Victory is absolute. Her will is absolute. Her ambition is absolute. There is no cost too great, no sacrifice too sickening. Take her flesh, her formless blood, take her name—oh, yes, please take her name—and all else. A deal with so many demons, a scheduled appointment. The irony is so sharp, so dense; Satsuki was the one who fell that day, lost, bawling, and scrambling in the dark. Ryuko is uncompromising and uncompromised. She is more perfect than Satsuki dared to dream she might have been, because she is.
Ryuko is someone. Unafflicted by the burdens of leadership and unbreakable resolve. She crafts no image. Her skin is stitched, not latched; she can be someone and no one. Whatever she wants, it is within her power. So much is similar, and while violence sadly runs in the family, there is solace in her methods, her mentality. Unlike Satsuki, Ryuko is not cruel. She has a heart, her very own.
There is no hesitation, as Satsuki grasps her own heart, what passes for it, firm like a blazing coal, the blackened smoke filling the maw where all else should be. On the third thump, her fingers knot and button to her arteries. There is no fourth. She cannot pull the latch any further without—she is…she is not strong enough. There is nothing left to give. Nothing left to borrow.

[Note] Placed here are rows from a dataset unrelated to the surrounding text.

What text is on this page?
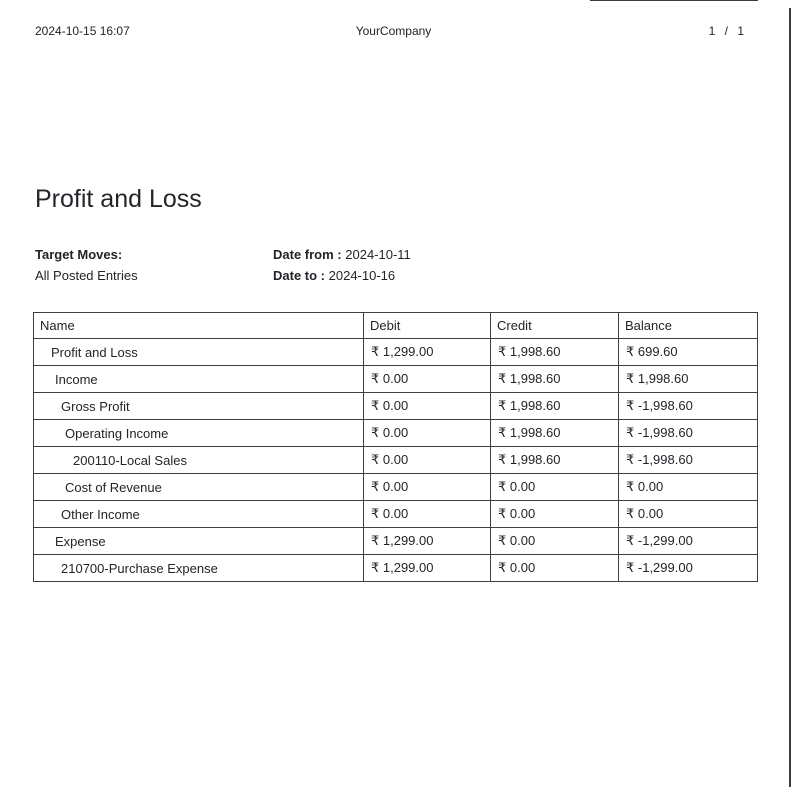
2024-10-15 16:07	YourCompany	1 / 1
Profit and Loss
Target Moves:
All Posted Entries
Date from : 2024-10-11
Date to : 2024-10-16
Name	Debit	Credit	Balance
Profit and Loss	₹ 1,299.00	₹ 1,998.60	₹ 699.60
Income	₹ 0.00	₹ 1,998.60	₹ 1,998.60
Gross Profit	₹ 0.00	₹ 1,998.60	₹ -1,998.60
Operating Income	₹ 0.00	₹ 1,998.60	₹ -1,998.60
200110-Local Sales	₹ 0.00	₹ 1,998.60	₹ -1,998.60
Cost of Revenue	₹ 0.00	₹ 0.00	₹ 0.00
Other Income	₹ 0.00	₹ 0.00	₹ 0.00
Expense	₹ 1,299.00	₹ 0.00	₹ -1,299.00
210700-Purchase Expense	₹ 1,299.00	₹ 0.00	₹ -1,299.00
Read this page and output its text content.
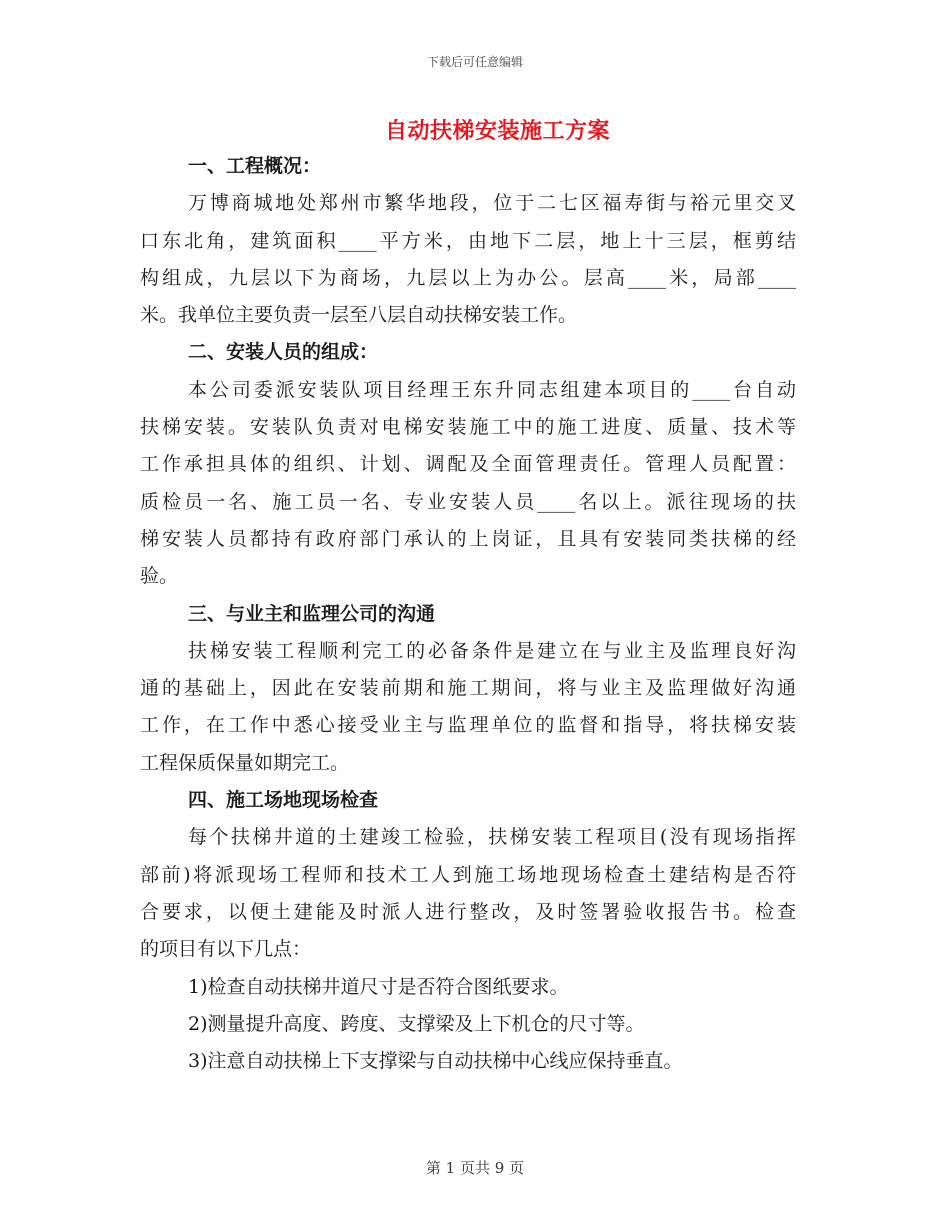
下载后可任意编辑
自动扶梯安装施工方案
一、工程概况：
万博商城地处郑州市繁华地段，位于二七区福寿街与裕元里交叉
口东北角，建筑面积____平方米，由地下二层，地上十三层，框剪结
构组成，九层以下为商场，九层以上为办公。层高____米，局部____
米。我单位主要负责一层至八层自动扶梯安装工作。
二、安装人员的组成：
本公司委派安装队项目经理王东升同志组建本项目的____台自动
扶梯安装。安装队负责对电梯安装施工中的施工进度、质量、技术等
工作承担具体的组织、计划、调配及全面管理责任。管理人员配置：
质检员一名、施工员一名、专业安装人员____名以上。派往现场的扶
梯安装人员都持有政府部门承认的上岗证，且具有安装同类扶梯的经
验。
三、与业主和监理公司的沟通
扶梯安装工程顺利完工的必备条件是建立在与业主及监理良好沟
通的基础上，因此在安装前期和施工期间，将与业主及监理做好沟通
工作，在工作中悉心接受业主与监理单位的监督和指导，将扶梯安装
工程保质保量如期完工。
四、施工场地现场检查
每个扶梯井道的土建竣工检验，扶梯安装工程项目(没有现场指挥
部前)将派现场工程师和技术工人到施工场地现场检查土建结构是否符
合要求，以便土建能及时派人进行整改，及时签署验收报告书。检查
的项目有以下几点：
1)检查自动扶梯井道尺寸是否符合图纸要求。
2)测量提升高度、跨度、支撑梁及上下机仓的尺寸等。
3)注意自动扶梯上下支撑梁与自动扶梯中心线应保持垂直。
第 1 页共 9 页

Satsuki finds her sister, deposing fate itself, and her sister finds a husk who does not care if she lives or dies so long as she removes their mother’s head. One last look into her dying, fading, mad eyes as she knows, she understands what she has wrought. That giving birth twice was her greatest mistake. A reunion almost as bitter and cruel as none would have been; Ryuko does not need her. She does not need a sister.
Ryuko is human and has no need for a flimsy facsimile as a consolation prize. She deserves more; deserves better. More power. More strength. More love, but she cannot give what she has never received. All that Satsuki can offer is what she has borrowed from Ryuko’s theoretical counterpart. There is nothing else beyond the embers, still burning, still raging, where her heart should be. Where it has not been for so very long.
All she needs to do is pull. Break the final restraint, shatter her ribcage, her sternum, her collarbone, and present her pound of flesh. Every birthday and holiday they missed. Every celebratory event. Every concert. Every athletic victory. Every opening night. Everything they were both denied, compressed into everything but a diamond. So, pull; return what you have stolen, and embolden its rightful owner, so that she may—
There is a fifth thump; Satsuki feels it on her fingertips. A sixth. Seven. Eight. Uneven and improperly timed, but her heart is beating. There was something fragile there, within the smog. Skittish and surviving within the terror and blood of her youth. It is Ryuko, for that is the only thing that could survive. That did.
A childish, silly little piece of a fantasy, of a miracle so desperate and pathetic, borne of isolation and…grief, that Satsuki no longer needs. Her prayer, her wish, her pointless, asinine cries of anguish from the garden were ignored and heard.
If Sisyphus has a sister, Satsuki does not care to investigate. There is but one boulder. One mountain. One broken latch.